MEPHISTOPHELES
The prospect fills me with dismay.
MARTHA
Therefore in time, dear sir, reflect, I pray.
[They pass on.]
MARGARET
Ay, out of sight is out of mind!
Politeness easy is to you;
Friends everywhere, and not a few,
Wiser than I am, you will find.
FAUST
O dearest, trust me, what doth pass for sense
Full oft is self-conceit and blindness!
MARGARET
How?
FAUST
Simplicity and holy innocence—
When will ye learn your hallow’d worth to know!

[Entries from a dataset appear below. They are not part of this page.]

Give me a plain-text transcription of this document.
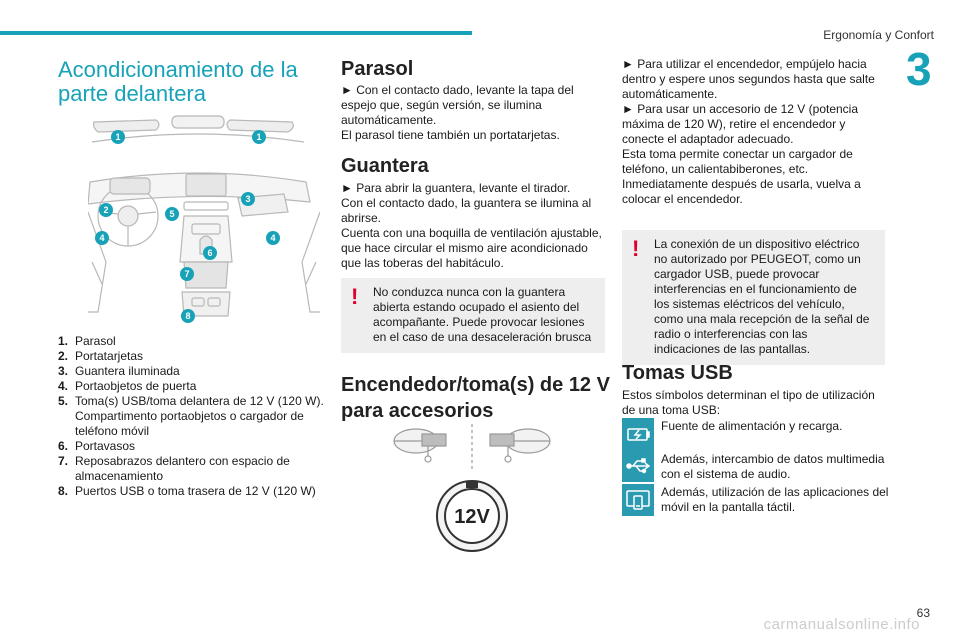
Ergonomía y Confort
3
Acondicionamiento de la parte delantera
1	1
2
3
4	4
5
6
7
8
1. Parasol
2. Portatarjetas
3. Guantera iluminada
4. Portaobjetos de puerta
5. Toma(s) USB/toma delantera de 12 V (120 W).
Compartimento portaobjetos o cargador de teléfono móvil
6. Portavasos
7. Reposabrazos delantero con espacio de almacenamiento
8. Puertos USB o toma trasera de 12 V (120 W)
Parasol
► Con el contacto dado, levante la tapa del espejo que, según versión, se ilumina automáticamente.
El parasol tiene también un portatarjetas.
Guantera
► Para abrir la guantera, levante el tirador.
Con el contacto dado, la guantera se ilumina al abrirse.
Cuenta con una boquilla de ventilación ajustable, que hace circular el mismo aire acondicionado que las toberas del habitáculo.
!	No conduzca nunca con la guantera abierta estando ocupado el asiento del acompañante. Puede provocar lesiones en el caso de una desaceleración brusca
Encendedor/toma(s) de 12 V para accesorios
12V
► Para utilizar el encendedor, empújelo hacia dentro y espere unos segundos hasta que salte automáticamente.
► Para usar un accesorio de 12 V (potencia máxima de 120 W), retire el encendedor y conecte el adaptador adecuado.
Esta toma permite conectar un cargador de teléfono, un calientabiberones, etc.
Inmediatamente después de usarla, vuelva a colocar el encendedor.
!	La conexión de un dispositivo eléctrico no autorizado por PEUGEOT, como un cargador USB, puede provocar interferencias en el funcionamiento de los sistemas eléctricos del vehículo, como una mala recepción de la señal de radio o interferencias con las indicaciones de las pantallas.
Tomas USB
Estos símbolos determinan el tipo de utilización de una toma USB:
Fuente de alimentación y recarga.
Además, intercambio de datos multimedia con el sistema de audio.
Además, utilización de las aplicaciones del móvil en la pantalla táctil.
63
carmanualsonline.info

Ah, when will meekness and humility,
Kind and all-bounteous nature’s loftiest dower—
MARGARET
Only one little moment think of me!
To think of you I shall have many an hour.
FAUST
You are perhaps much alone?
MARGARET
Yes, small our household is, I own,
Yet must I see to it. No maid we keep,
And I must cook, sew, knit, and sweep,
Still early on my feet and late;
My mother is in all things, great and small,
So accurate!
Not that for thrift there is such pressing need,
Than others we might make more show indeed;
My father left behind a small estate,
A house and garden near the city-wall.
But fairly quiet now my days, I own;
As soldier is my brother gone;
My little sister’s dead; the babe to rear
Occasion’d me some care and fond annoy;
But I would go through all again with joy,
The darling was to me so dear.
FAUST
An angel, sweet, if it resembled thee!
MARGARET
I reared it up, and it grew fond of me.
After my father’s death it saw the day;
We gave my mother up for lost, she lay
In such a wretched plight, and then at length
So very slowly she regain’d her strength.
Weak as she was, ’twas vain for her to try
Herself to suckle the poor babe, so I
Reared it on milk and water all alone;
And thus the child became as ’twere my own;
Within my arms it stretched itself and grew,
And smiling, nestled in my bosom too.
FAUST
Doubtless the purest happiness was thine.